Crude oil rally pause on Iran nuclear talks and gas price drop
Head of Commodity Strategy
Summary: A near non-stop rally in crude oil since September is showing its first signs of running out of steam, and while we do not expect a reversal, the market may enter a period of consolidation. The reasons behind the correction, apart from speculators scaling back long positions, are several and while some are directly linked to the oil market, others of equal importance involve China, Russia's Putin and the German government.
A near non-stop rally in crude oil since mid-September is showing some signs of running out of steam, and while we do not expect a reversal, the market may enter a period of consolidation before picking up steam as we head into yearend. The reasons behind the correction, apart from speculators scaling back long positions, are several and while some are directly linked to the oil market, others of equal importance involve China, Russia’s Putin and the German government.
Up until this week, the global energy market has been on fire with strong rallies in oil, gas and coal all creating a feedback loop that took prices of most fuels to multi-year or even record highs. Tight supplies of gas and coal in Europe and Asia leading to punitive and growth debilitating high prices have in recent weeks been one of the main reasons for crude oil’s additional price gains. The prospect of rising demand for diesel, heating oil and propane at the expense of gas has been estimated to lift global crude oil demand by up to one million barrels per day.
The reasons behind the lower crude oil price seen during the past 24 hours can be boiled down to these major developments:
- Iran and the EU agreed on Wednesday to restart nuclear negotiations which ultimately could lead to increased supply of oil. Before Trump reinstated sanctions in 2018 Iran produced around 3.8 million barrels per day, some 1.3 million barrels per day above current levels.
- EIA’s weekly inventory report showed a bigger-than-expected rise in crude oil stocks. While rising stocks are in line with seasonal expectations, the continued drop at Cushing, Oklahoma, did raise some concerns about availability at the important delivery hub for WTI crude oil futures.
- Lower gas prices after Putin promised increased gas supplies, perhaps in response to Germany’s Economy Ministry saying Nord Stream 2 certification would not pose a risk to EU’s security of supply. The Dutch first month TTF gas benchmark trades back below €80/MWh, but at 5X the five-year average, the market remains worried about another cold winter and whether a pick-up in Russian supplies will meet expectations.
- Tanking coal prices in China feeding through to the rest of the world after the government stepped up its efforts to secure power supplies by considering price limits along with a call on miners to lift production. Coking and thermal coal futures in China has lost 35% and 47% respectively during the past nine days.

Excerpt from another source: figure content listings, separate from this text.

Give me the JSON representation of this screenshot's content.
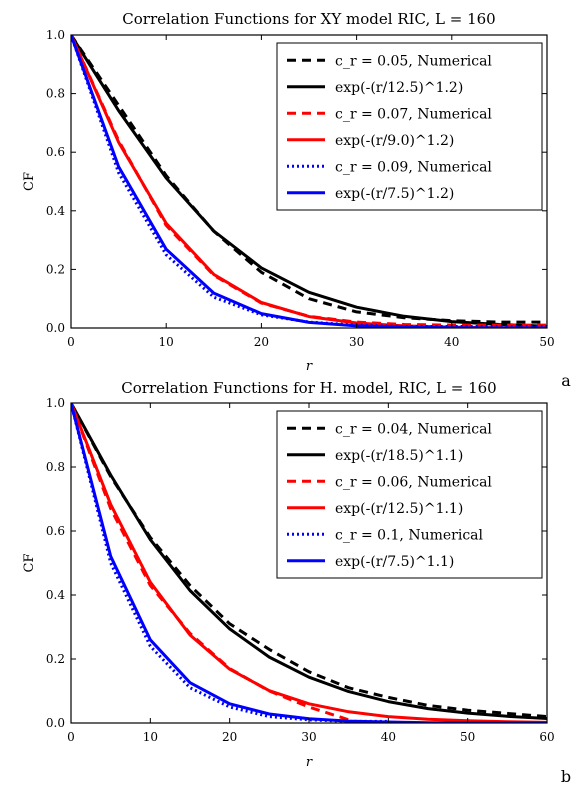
{
  "chart_data": [
    {
      "type": "line",
      "panel_label": "a",
      "title": "Correlation Functions for XY model RIC, L = 160",
      "xlabel": "r",
      "ylabel": "CF",
      "xlim": [
        0,
        50
      ],
      "ylim": [
        0,
        1.0
      ],
      "xticks": [
        "0",
        "10",
        "20",
        "30",
        "40",
        "50"
      ],
      "yticks": [
        "0.0",
        "0.2",
        "0.4",
        "0.6",
        "0.8",
        "1.0"
      ],
      "grid": false,
      "legend_position": "top-right",
      "series": [
        {
          "name": "c_r = 0.05, Numerical",
          "color": "#000000",
          "style": "dashed",
          "x": [
            0,
            5,
            10,
            15,
            20,
            25,
            30,
            35,
            40,
            45,
            50
          ],
          "values": [
            1.0,
            0.76,
            0.52,
            0.33,
            0.19,
            0.1,
            0.055,
            0.035,
            0.025,
            0.02,
            0.02
          ]
        },
        {
          "name": "exp(-(r/12.5)^1.2)",
          "color": "#000000",
          "style": "solid",
          "x": [
            0,
            5,
            10,
            15,
            20,
            25,
            30,
            35,
            40,
            45,
            50
          ],
          "values": [
            1.0,
            0.742,
            0.512,
            0.331,
            0.205,
            0.122,
            0.071,
            0.04,
            0.022,
            0.012,
            0.006
          ]
        },
        {
          "name": "c_r = 0.07, Numerical",
          "color": "#ff0000",
          "style": "dashed",
          "x": [
            0,
            5,
            10,
            15,
            20,
            25,
            30,
            35,
            40,
            45,
            50
          ],
          "values": [
            1.0,
            0.64,
            0.35,
            0.18,
            0.085,
            0.04,
            0.02,
            0.012,
            0.01,
            0.01,
            0.01
          ]
        },
        {
          "name": "exp(-(r/9.0)^1.2)",
          "color": "#ff0000",
          "style": "solid",
          "x": [
            0,
            5,
            10,
            15,
            20,
            25,
            30,
            35,
            40,
            45,
            50
          ],
          "values": [
            1.0,
            0.634,
            0.357,
            0.183,
            0.087,
            0.039,
            0.017,
            0.007,
            0.003,
            0.001,
            0.0
          ]
        },
        {
          "name": "c_r = 0.09, Numerical",
          "color": "#0000ff",
          "style": "dotted",
          "x": [
            0,
            5,
            10,
            15,
            20,
            25,
            30,
            35,
            40,
            45,
            50
          ],
          "values": [
            1.0,
            0.53,
            0.25,
            0.105,
            0.045,
            0.02,
            0.01,
            0.005,
            0.005,
            0.005,
            0.005
          ]
        },
        {
          "name": "exp(-(r/7.5)^1.2)",
          "color": "#0000ff",
          "style": "solid",
          "x": [
            0,
            5,
            10,
            15,
            20,
            25,
            30,
            35,
            40,
            45,
            50
          ],
          "values": [
            1.0,
            0.551,
            0.269,
            0.119,
            0.049,
            0.019,
            0.007,
            0.003,
            0.001,
            0.0,
            0.0
          ]
        }
      ]
    },
    {
      "type": "line",
      "panel_label": "b",
      "title": "Correlation Functions for H. model, RIC, L = 160",
      "xlabel": "r",
      "ylabel": "CF",
      "xlim": [
        0,
        60
      ],
      "ylim": [
        0,
        1.0
      ],
      "xticks": [
        "0",
        "10",
        "20",
        "30",
        "40",
        "50",
        "60"
      ],
      "yticks": [
        "0.0",
        "0.2",
        "0.4",
        "0.6",
        "0.8",
        "1.0"
      ],
      "grid": false,
      "legend_position": "top-right",
      "series": [
        {
          "name": "c_r = 0.04, Numerical",
          "color": "#000000",
          "style": "dashed",
          "x": [
            0,
            5,
            10,
            15,
            20,
            25,
            30,
            35,
            40,
            45,
            50,
            55,
            60
          ],
          "values": [
            1.0,
            0.77,
            0.58,
            0.43,
            0.31,
            0.23,
            0.16,
            0.11,
            0.08,
            0.055,
            0.04,
            0.03,
            0.02
          ]
        },
        {
          "name": "exp(-(r/18.5)^1.1)",
          "color": "#000000",
          "style": "solid",
          "x": [
            0,
            5,
            10,
            15,
            20,
            25,
            30,
            35,
            40,
            45,
            50,
            55,
            60
          ],
          "values": [
            1.0,
            0.775,
            0.573,
            0.414,
            0.294,
            0.206,
            0.143,
            0.098,
            0.067,
            0.045,
            0.031,
            0.021,
            0.014
          ]
        },
        {
          "name": "c_r = 0.06, Numerical",
          "color": "#ff0000",
          "style": "dashed",
          "x": [
            0,
            5,
            10,
            15,
            20,
            25,
            30,
            35
          ],
          "values": [
            1.0,
            0.67,
            0.43,
            0.28,
            0.17,
            0.1,
            0.05,
            0.01
          ]
        },
        {
          "name": "exp(-(r/12.5)^1.1)",
          "color": "#ff0000",
          "style": "solid",
          "x": [
            0,
            5,
            10,
            15,
            20,
            25,
            30,
            35,
            40,
            45,
            50,
            55,
            60
          ],
          "values": [
            1.0,
            0.683,
            0.44,
            0.275,
            0.168,
            0.101,
            0.06,
            0.035,
            0.02,
            0.012,
            0.007,
            0.004,
            0.002
          ]
        },
        {
          "name": "c_r = 0.1, Numerical",
          "color": "#0000ff",
          "style": "dotted",
          "x": [
            0,
            5,
            10,
            15,
            20,
            25,
            30,
            35,
            40
          ],
          "values": [
            1.0,
            0.5,
            0.24,
            0.11,
            0.05,
            0.02,
            0.01,
            0.005,
            0.005
          ]
        },
        {
          "name": "exp(-(r/7.5)^1.1)",
          "color": "#0000ff",
          "style": "solid",
          "x": [
            0,
            5,
            10,
            15,
            20,
            25,
            30,
            35,
            40,
            45,
            50,
            55,
            60
          ],
          "values": [
            1.0,
            0.521,
            0.26,
            0.126,
            0.06,
            0.028,
            0.013,
            0.006,
            0.003,
            0.001,
            0.0,
            0.0,
            0.0
          ]
        }
      ]
    }
  ]
}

The strong fundamental outlook supporting elevated prices of fossil fuels into 2022 has in our opinion not changed, but recent developments highlight the kind of volatility these markets can throw after us when both supply and demand uncertainties are at play. WTI, being the market with the strongest spot market fundamentals, given the mentioned stock slump at Cushing, has already managed to find support ahead of $80.50, the 21-day moving average while Brent's short-term technical outlook looks a bit more challenging, especially if gas-to-oil switching demand slow on continued gas and coal price weakness, and if Iran nuclear talks after several failed attempts should finally spring a positive surprise.